Chris: We need the creative thought again. He expects there will be ideas that can be developed. What could you do that is not traditional journalism that will still convey inforamtion that will get people who are not news junkies to be interested.
Bill -- (Forgot to mention -- mention next time Ralph Nader and civic education)
Peggy -- Encourages Chris to think of JTM-DC as the working session to flesh out the new model(s).
Chris: Have to leave it kind of open. A lot of the way the conversation goes depends on who is there. The bullet items let themselves.
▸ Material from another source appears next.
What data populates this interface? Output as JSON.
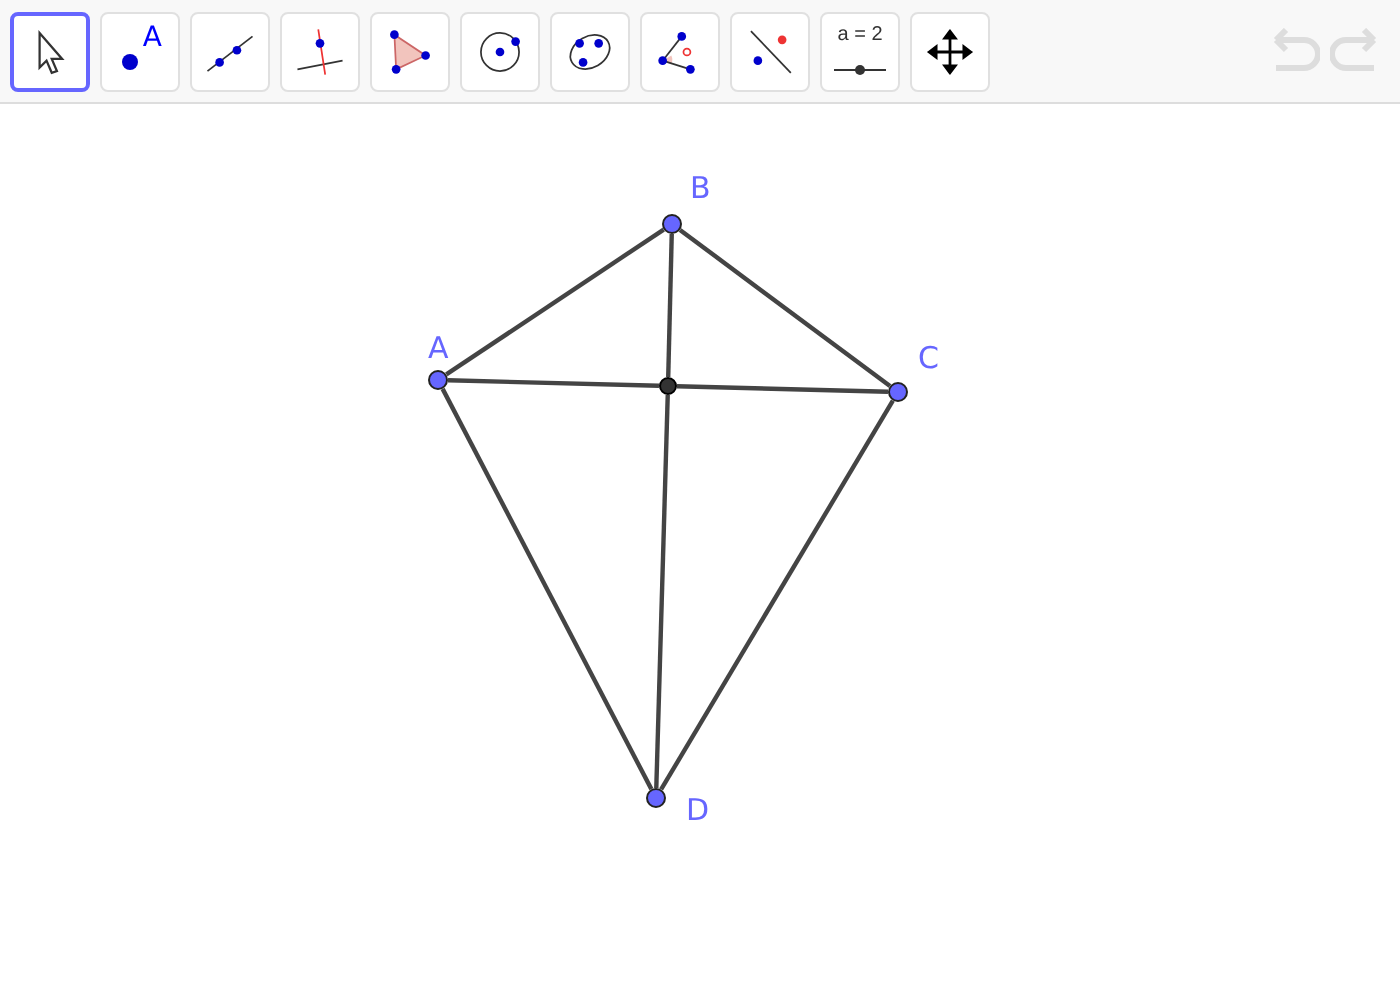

Len: Promote that at the end of this.
Chris: What you see now is there are a dozen initiatives trying to rethink the business model. And the basis framework that we worked out are becommiing much more evident to other people and that is both a good thing and a challenge. Some will get a lot of challenge because the people behind them are masterful in their marketing. The idea of taping into the creative energies and brainpower of these groups with the idea that we are talking about how the journalism will survive or can it survive, that we talk about what the academics need to be doing because one of the things that is a problem with the academic world now is they are struggling.
Len: There is a lot of theoretical work that can be applied to all that stuff.
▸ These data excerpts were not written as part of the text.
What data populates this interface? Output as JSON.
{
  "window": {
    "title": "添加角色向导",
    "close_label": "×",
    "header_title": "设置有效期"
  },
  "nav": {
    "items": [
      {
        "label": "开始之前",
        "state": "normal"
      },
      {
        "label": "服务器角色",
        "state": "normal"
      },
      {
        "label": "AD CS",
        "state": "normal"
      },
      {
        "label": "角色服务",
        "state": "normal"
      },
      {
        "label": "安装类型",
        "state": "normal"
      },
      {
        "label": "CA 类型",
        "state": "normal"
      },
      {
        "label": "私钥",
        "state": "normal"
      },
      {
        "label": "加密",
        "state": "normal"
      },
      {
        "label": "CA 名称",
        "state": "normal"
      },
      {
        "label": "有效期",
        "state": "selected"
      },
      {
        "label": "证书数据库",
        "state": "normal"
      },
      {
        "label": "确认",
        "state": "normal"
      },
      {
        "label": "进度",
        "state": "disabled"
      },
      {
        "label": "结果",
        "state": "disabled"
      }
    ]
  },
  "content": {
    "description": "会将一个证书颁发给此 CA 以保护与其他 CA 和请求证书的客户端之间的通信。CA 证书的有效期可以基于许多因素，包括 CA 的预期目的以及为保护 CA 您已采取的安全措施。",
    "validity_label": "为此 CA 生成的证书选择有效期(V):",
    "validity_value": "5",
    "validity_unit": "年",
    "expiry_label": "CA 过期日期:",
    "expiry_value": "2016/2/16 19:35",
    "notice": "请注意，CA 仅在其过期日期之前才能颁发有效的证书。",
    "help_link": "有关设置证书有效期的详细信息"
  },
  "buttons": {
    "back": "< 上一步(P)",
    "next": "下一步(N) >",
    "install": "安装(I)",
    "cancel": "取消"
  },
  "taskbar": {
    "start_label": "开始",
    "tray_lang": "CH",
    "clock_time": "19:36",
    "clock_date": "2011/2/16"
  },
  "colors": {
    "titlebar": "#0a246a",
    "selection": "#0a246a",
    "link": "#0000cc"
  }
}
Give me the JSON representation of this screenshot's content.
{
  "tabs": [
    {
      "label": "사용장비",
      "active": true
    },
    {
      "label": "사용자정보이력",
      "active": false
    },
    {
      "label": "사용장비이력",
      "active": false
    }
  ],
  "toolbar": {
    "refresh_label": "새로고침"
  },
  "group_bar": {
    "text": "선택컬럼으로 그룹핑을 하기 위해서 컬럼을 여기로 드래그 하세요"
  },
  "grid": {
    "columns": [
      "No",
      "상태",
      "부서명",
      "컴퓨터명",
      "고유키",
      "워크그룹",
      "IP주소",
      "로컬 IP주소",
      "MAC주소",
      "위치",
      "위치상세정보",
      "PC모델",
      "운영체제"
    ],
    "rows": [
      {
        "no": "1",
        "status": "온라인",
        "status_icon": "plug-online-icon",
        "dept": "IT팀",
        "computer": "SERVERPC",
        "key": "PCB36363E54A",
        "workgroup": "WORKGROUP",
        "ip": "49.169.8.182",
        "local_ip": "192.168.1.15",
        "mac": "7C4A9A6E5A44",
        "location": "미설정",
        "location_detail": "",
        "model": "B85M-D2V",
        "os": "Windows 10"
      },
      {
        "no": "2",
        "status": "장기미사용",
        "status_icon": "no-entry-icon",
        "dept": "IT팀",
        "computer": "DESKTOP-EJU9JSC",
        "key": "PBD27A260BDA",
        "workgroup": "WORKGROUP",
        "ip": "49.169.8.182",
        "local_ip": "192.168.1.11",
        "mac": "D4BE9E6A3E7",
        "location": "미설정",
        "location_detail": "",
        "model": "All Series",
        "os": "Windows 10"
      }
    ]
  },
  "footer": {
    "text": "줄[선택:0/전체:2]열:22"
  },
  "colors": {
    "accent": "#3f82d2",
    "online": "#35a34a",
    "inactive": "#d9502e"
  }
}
Chris: The social network piece is really critical to this. What we know about social networks could be applied to journalism. The key thing the social network shows is that people use dto go to the media and tv, now they are organizing around their social network and there is an opportunity to take the news to those social networks.
Bill: MySpaceNews
Chris: But you have to get that down to the neighborhood level. We should talk about social networking as a topical piece.
Chris: He talked to the APME Foundation and Scripps. He also will talk to ASNE. They are in a gigantic money crunch right now. The NAA convention is in NY. May 6-9. Someone ought to go.
Refer back to 03-22 notes for background on basis fundraising and program work.